The Introduction of Defects in Ti3C2Tx and Ti3C2Tx‐Assisted Reduction of Graphene Oxide for Highly Selective Detection of ppb‐Level NO2

Abstract At present, the main gas‐sensing mechanism of oxidized MXene (Ti 3 C 2 T x ) is commonly regarded as Schottky barrier modulation, but the influence of surface defects generated by oxidation is ignored and ambiguous. Herein, oxidized Ti 3 C 2 T x crumpled spheres (MS) are obtained, accompanying numerous surface defects through thermal oxidation of MS synthesized by ultrasonic spray pyrolysis technology and gas‐sensing properties of oxidized MS with Ti 3 C 2 T x /TiO 2 crumpled spheres (MT‐10‐1) without new surface defects are compared. It is demonstrated that the significant improvement of the gas‐sensing properties of oxidized MS is due to the introduction of Ti atom defects rather than Ti 3 C 2 T x /TiO 2 heterojunction in‐situ generated by oxidation. First‐principles density functional theory calculations show that Ti atom vacancy can greatly improve the adsorption ability of Ti 3 C 2 T x to gases (especially for NO 2 ).
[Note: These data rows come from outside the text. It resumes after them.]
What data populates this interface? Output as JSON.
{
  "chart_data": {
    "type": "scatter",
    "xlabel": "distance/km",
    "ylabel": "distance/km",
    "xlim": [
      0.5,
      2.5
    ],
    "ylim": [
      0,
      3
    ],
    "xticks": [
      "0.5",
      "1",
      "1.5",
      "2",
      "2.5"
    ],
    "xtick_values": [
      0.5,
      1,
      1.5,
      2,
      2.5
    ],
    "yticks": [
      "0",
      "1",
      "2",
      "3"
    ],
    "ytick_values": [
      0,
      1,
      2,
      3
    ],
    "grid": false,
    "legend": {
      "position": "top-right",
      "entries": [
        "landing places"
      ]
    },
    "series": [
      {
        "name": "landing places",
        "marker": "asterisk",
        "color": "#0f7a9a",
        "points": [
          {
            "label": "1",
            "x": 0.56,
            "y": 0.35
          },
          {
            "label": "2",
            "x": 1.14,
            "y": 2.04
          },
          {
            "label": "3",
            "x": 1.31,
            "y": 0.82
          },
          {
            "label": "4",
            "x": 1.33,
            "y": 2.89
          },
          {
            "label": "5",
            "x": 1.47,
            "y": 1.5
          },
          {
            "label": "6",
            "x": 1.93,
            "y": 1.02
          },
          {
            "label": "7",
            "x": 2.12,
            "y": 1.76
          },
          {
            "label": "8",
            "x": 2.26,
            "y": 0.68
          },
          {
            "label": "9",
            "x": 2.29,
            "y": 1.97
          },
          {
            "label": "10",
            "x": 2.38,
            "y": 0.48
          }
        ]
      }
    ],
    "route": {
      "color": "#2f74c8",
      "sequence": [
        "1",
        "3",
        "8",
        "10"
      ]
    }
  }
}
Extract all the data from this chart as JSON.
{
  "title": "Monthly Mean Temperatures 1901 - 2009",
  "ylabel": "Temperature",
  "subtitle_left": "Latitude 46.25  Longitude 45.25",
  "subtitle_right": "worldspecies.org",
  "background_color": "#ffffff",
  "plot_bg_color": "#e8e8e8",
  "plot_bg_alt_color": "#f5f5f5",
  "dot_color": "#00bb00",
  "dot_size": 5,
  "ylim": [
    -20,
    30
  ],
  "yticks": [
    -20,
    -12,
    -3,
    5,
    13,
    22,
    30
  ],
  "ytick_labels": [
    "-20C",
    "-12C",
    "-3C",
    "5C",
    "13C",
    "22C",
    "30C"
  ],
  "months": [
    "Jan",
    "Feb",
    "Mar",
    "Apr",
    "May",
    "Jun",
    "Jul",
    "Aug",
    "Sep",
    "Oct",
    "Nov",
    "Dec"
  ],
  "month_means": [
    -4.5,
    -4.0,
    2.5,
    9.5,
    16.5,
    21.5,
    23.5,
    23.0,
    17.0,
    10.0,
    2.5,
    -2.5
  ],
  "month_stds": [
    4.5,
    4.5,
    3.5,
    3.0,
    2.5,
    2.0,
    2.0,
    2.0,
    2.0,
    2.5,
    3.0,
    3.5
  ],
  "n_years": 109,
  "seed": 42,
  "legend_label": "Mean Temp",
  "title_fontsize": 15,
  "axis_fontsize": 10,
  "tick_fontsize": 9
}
Subsequently, with the facile oxidability, Ti 3 C 2 T x is utilized as a reductant to assist the reduction of graphene oxide, and Ti 3 C 2 T x /TiO 2 /rGO crumpled spheres are subtly designed and successfully synthesized for further enhancing the gas‐sensing performance. The MG‐2‐1 sensor achieves a low detection limit of NO 2 (10 ppb), great NO 2 selectivity, and high NO 2 response. The clarification of the gas‐sensing mechanism of oxidized Ti 3 C 2 T x and the utilization of oxidation of Ti 3 C 2 T x provide a new idea for the application of MXenes.